Meldkamer

We  zagen het gebeuren. Ze stond naast haar fiets, een rijzige vrouw in een roze jas met een volle grijze kuif. Op het moment dat we voorbij reden viel ze in een soort slow motion naar achteren,  op de stoep van een kantoorvilla aan het Kenaupark. Even was ik gegrepen door de elegantie van haar manoeuvre, maar toen ze verstijfd bleef liggen sprong ik uit de auto. Er zaten al twee mannen op hun knieën naast haar.
       “Zal ik 112 bellen,” vroeg ik, goed idee, knikten ze. Nadat de kiestoon een tergende  keer of vijf was overgegaan kreeg ik de meldkamer aan de lijn. Waar ik mij bevond en had ik ambulance, politie of brandweer nodig? Vervolgens moest ik details over de toestand van het slachtoffer verstrekken. Terwijl ik tussen mijn hartkloppingen door een zo realistisch mogelijk beeld van de situatie trachtte te schetsen onderbrak de telefonist mij. Hij wilde weten of mevrouw ademde.
      “Moeizaam,” zei ik.
      ” Maar ze ademt wel?”
      “Ja, daar lijkt het wel op, maar niet naar behoren,” probeerde ik de ernst van de situatie te benadrukken. Er moest een ambulance komen, nu meteen, want ik zag de vrouw rollen met haar ogen en hoorde een stemmetje zeggen ‘elke seconde telt, elke seconde telt!’ Aan de andere kant van de lijn vroeg de beambte mij nu om het moment aan te geven waarop ze inademde en het moment waarop ze uitademde.

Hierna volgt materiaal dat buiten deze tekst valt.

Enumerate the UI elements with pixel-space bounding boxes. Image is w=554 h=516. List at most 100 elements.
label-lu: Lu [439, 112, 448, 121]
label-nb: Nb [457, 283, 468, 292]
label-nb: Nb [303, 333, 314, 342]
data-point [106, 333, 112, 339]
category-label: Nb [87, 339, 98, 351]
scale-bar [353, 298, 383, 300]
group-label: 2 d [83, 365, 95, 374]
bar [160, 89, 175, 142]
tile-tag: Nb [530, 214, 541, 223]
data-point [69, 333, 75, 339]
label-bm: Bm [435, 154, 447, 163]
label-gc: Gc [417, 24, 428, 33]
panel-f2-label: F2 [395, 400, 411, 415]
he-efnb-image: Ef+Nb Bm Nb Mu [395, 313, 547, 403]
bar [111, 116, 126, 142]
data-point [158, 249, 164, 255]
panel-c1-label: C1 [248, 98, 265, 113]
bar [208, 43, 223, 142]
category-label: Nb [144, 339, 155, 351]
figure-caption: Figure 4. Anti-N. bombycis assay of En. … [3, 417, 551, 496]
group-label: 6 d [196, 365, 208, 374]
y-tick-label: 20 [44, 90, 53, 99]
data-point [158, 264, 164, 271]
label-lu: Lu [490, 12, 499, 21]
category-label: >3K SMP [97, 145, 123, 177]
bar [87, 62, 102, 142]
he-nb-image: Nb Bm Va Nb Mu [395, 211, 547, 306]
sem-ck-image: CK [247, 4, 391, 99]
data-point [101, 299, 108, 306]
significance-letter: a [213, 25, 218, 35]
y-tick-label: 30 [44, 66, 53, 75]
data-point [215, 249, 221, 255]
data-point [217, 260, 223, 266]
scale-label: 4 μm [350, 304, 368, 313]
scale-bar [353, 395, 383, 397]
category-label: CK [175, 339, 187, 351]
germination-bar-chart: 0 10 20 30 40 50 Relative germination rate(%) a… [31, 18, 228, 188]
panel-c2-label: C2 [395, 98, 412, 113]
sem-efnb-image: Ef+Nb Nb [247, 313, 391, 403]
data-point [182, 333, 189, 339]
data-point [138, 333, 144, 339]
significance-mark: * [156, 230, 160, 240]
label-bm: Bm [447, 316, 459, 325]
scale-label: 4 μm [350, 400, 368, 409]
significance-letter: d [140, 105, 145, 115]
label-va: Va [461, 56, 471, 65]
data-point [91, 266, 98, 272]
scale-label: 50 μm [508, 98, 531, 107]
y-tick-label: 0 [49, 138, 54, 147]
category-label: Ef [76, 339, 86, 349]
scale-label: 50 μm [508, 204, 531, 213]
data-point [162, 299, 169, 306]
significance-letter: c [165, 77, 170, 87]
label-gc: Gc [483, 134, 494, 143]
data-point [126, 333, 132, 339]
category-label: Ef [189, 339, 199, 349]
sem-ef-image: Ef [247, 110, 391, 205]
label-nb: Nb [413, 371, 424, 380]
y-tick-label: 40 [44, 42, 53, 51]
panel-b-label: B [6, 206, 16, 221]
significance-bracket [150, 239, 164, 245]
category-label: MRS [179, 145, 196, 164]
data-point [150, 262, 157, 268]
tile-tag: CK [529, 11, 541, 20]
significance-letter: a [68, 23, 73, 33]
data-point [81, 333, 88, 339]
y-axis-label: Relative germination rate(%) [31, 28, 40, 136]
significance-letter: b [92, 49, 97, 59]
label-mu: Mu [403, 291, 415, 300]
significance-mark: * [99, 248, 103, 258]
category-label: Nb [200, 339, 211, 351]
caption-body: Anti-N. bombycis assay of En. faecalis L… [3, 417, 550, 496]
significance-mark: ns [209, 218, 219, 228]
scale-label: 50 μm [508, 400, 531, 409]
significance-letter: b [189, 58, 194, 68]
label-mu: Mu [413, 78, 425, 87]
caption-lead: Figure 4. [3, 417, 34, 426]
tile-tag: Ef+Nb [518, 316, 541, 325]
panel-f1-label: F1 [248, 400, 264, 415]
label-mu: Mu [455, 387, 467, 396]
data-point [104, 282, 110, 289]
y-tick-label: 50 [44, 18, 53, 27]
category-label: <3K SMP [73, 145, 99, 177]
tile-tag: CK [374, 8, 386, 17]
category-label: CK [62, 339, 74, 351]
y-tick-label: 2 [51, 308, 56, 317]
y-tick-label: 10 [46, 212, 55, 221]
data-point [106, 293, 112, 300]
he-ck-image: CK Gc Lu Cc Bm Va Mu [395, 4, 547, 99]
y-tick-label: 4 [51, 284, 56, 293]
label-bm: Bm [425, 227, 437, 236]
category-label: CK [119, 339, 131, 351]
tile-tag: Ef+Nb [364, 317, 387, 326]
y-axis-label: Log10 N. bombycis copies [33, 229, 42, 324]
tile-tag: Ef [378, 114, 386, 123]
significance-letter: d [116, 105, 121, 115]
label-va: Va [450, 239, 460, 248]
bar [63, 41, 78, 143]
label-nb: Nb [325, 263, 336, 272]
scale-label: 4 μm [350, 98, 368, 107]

       “Dat is het enige dat ik nu wil weten, mevrouw.” Ik boog me naar de vrouw toe, maar haar echtgenoot en de andere omstander, die al iets in haar mond had gestoken om te voorkomen dat ze haar tong kapot beet, ik hoopte dat hij medisch onderlegd was, zaten diep over haar heen gebogen. Ik had wel zicht op haar gezicht maar kon niet opmaken hoe het met haar ademhaling gesteld was. Ook omdat mijn blik telkens naar haar angstige blik toe werd getrokken. Achter die angst school een zorgzame oogopslag, van een schooljufrouw, een moeder, grootmoeder. De meldkamermeneer sommeerde nogmaals:
       ” Wanneer ademt ze in en wanneer ademt ze uit?”
       “Ik kan uw vraag niet beantwoorden,” antwoordde ik radeloos, “maar ik ben bang voor een beroerte, ze ligt hier op straat te creperen, is er een ambulance  onderweg?” Dat doe je goed, knikte een van de omstanders me toe.
       “Ja de ambulance is onderweg” sprak hij eindelijk het verlossende woord. Op dat moment zagen we een ambulancemotor 500 meter verderop precies de verkeerde kant van het plein opdraaien. Een omstander sprintte hem achterna. Even later draaide de motor de stoep op, doodgemoedereerd stapte de broeder af. Het kon allemaal wel wat pittiger, vond ik.
      “Mevrouw, ik verbreek nu de verbinding want ik kan zien dat onze mensen zijn gearriveerd.” Er klonk een klik. Ik ben benieuwd hoe de vrouw met haar roze jas er aan toe is. De meldkamer heeft mijn nummer,  maar ik denk niet dat ze me bellen.